Ahira, Ahira, ki los shaida, shaida neti shaida.
‘If you’re ready, Pilot, we’ll make our planetfall now.’ This was Nicabar Blackstone’s voice, spilling into the pit of the Snowy Owl like an overturned goblet of honey-wine. He was a master pilot whose sweet-rich voice almost belied his innate ruthlessness. ‘We’ll make a straight fall for the Fields. I’ll lead the way, and you must follow – and then Dario of Urradeth, Cham Estarei, Ciro Dalibar and the Visolela will follow you.’

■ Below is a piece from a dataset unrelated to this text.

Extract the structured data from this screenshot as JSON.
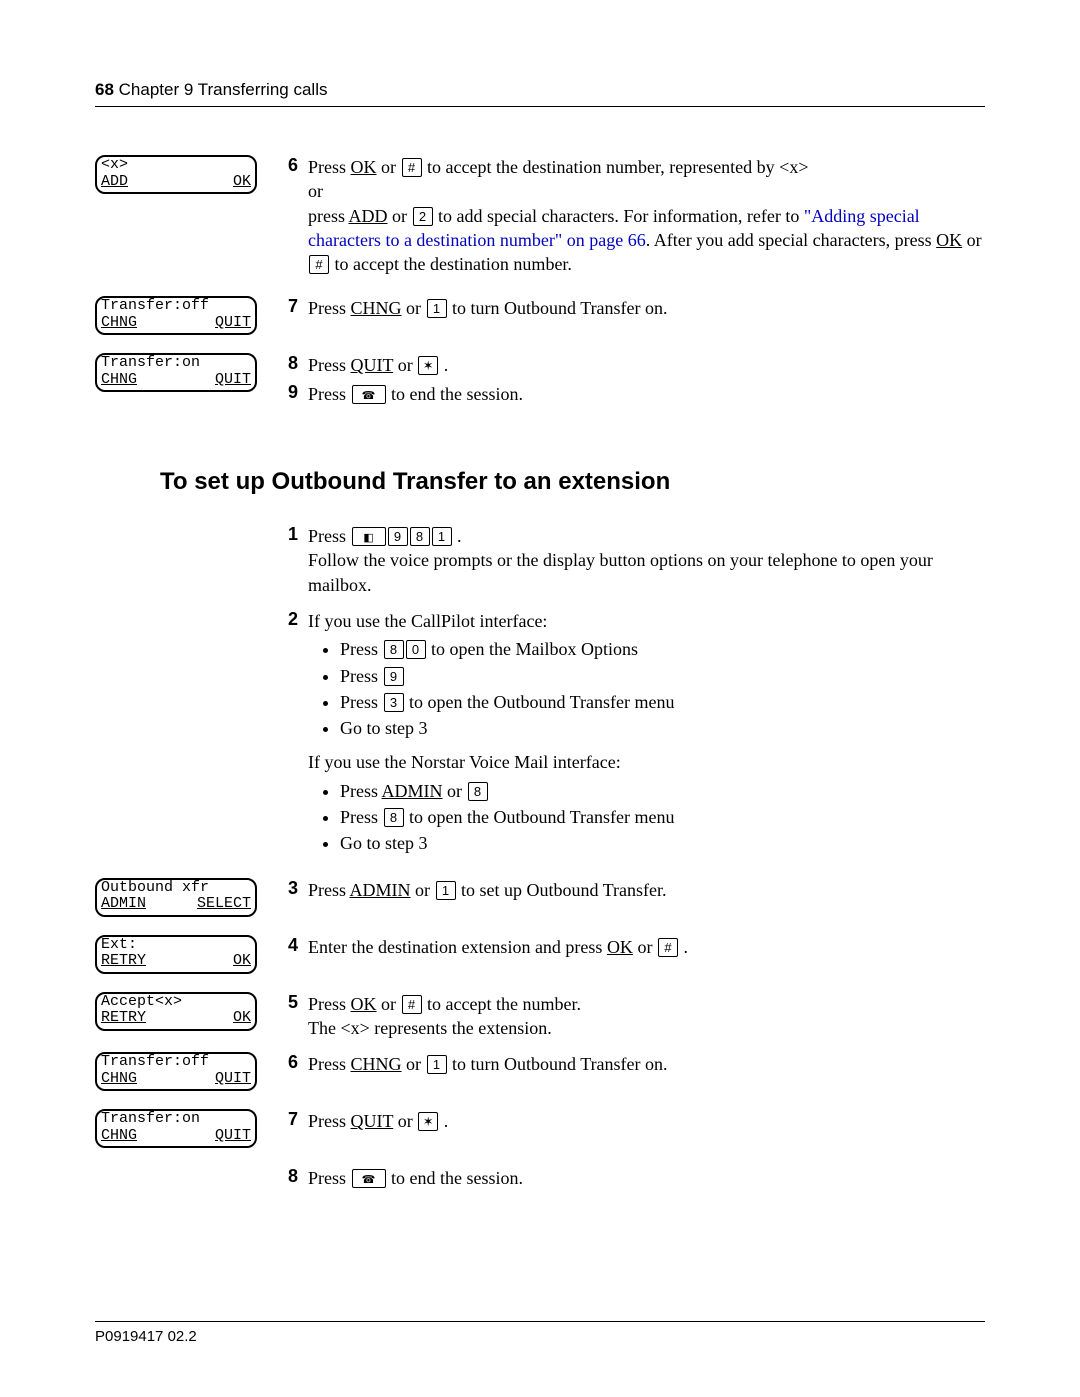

With that, the Ark of the Angels dipped its diamond nose towards the planet below them, followed in line by the Snowy Owl, the Infinite Dactyl, the Blue Lotus, the Diamond Arrow and the Bell of Time. The six ships slowly fell towards Icefall. And now, even as they passed through the ships of the fleet like needles through a thick carpet, Danlo had a moment to gaze upon the most profound of the changes that had come to his world. This was the Golden Ring. Ahead of him, and below, enveloping all of Icefall in a sphere of living gold, was this miracle of evolution that had taken root in the uppermost atmospheres of many worlds throughout the galaxy. Many believed the Ring to be the Entity’s handiwork, or rather the child of her vast stellar womb.